Agency: GTR | Branch: Innovate UK | Program: | Phase: Collaborative Research & Development | Award Amount: 153.68K | Year: 2014
In the age of Big Data, knowledge workers - individuals, companies and organisations whose primary focus is knowledge and information extraction and usage - find it increasingly difficult to search for and identify accurate and relevant information. In the domain of scientific literature and IP search, where the underlying corpora are growing at a huge rate, this is a daunting task and human expertise and involvement remain critical. This project aims to develop a suite of tools that will enable users to search for and identify relevant information within a corpus more efficiently and effectively.
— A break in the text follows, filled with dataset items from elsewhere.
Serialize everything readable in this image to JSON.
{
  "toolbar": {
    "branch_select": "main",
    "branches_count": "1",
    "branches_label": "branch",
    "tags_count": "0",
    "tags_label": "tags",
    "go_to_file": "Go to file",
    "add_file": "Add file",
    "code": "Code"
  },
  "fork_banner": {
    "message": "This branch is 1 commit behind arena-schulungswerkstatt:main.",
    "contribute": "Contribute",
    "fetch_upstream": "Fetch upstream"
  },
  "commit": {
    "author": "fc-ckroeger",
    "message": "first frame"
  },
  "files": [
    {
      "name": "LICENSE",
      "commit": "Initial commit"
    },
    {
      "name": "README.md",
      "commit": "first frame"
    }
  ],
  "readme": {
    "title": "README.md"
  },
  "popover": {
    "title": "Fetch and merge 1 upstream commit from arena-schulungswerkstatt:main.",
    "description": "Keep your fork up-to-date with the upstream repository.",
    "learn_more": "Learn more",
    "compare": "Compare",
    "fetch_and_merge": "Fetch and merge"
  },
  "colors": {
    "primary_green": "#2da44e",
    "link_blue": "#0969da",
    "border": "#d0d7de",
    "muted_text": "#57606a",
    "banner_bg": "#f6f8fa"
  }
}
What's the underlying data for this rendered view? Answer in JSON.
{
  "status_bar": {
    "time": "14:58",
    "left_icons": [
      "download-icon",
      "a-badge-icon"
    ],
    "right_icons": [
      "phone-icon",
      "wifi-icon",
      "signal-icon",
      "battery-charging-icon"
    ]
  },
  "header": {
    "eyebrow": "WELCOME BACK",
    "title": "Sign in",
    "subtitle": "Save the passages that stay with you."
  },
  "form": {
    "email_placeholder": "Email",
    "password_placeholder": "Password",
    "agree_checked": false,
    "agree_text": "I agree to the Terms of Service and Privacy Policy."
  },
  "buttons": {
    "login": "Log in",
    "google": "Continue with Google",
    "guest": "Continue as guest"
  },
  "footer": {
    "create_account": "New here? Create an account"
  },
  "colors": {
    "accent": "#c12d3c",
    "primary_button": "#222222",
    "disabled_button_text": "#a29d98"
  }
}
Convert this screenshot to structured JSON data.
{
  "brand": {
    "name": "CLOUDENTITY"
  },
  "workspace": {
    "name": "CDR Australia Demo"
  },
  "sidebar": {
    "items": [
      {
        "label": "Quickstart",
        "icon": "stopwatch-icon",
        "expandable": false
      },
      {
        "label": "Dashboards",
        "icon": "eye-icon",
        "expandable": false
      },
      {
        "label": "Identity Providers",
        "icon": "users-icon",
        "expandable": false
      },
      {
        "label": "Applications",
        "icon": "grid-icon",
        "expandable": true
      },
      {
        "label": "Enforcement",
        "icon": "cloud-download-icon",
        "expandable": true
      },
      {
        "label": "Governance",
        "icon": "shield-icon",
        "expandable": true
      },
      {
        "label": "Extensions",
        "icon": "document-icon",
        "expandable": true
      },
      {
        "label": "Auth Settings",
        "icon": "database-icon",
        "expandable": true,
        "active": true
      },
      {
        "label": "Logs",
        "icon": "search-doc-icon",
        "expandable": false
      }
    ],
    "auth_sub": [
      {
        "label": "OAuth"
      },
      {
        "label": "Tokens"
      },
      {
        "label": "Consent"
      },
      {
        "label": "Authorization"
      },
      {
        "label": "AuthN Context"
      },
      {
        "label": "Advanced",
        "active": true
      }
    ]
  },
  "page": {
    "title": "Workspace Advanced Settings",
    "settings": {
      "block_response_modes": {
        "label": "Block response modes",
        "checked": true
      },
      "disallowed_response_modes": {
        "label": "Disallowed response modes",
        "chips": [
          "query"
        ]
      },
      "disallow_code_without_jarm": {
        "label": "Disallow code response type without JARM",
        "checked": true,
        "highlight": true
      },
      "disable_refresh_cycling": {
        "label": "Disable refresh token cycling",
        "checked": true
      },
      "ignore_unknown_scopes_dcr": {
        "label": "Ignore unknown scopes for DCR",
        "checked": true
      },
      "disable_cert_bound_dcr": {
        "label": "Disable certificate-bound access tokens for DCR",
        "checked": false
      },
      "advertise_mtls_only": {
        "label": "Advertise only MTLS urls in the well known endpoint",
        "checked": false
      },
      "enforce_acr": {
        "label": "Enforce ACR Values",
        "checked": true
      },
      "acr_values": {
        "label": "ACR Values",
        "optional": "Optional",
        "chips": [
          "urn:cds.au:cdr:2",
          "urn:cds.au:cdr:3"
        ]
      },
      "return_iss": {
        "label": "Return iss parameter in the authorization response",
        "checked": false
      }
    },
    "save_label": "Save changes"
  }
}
The methods developed will deploy new search paradigms together with semantic-based analysis, domain and lexical linguistic ontologies in order to understand the user needs based on the underlying domain of application and subsequently enable accurate information retrieval through enhanced search and cross-reference of information. The project aims to offer tools for sharing of search strategies which will be identified by observing and understanding patterns in users search behaviours.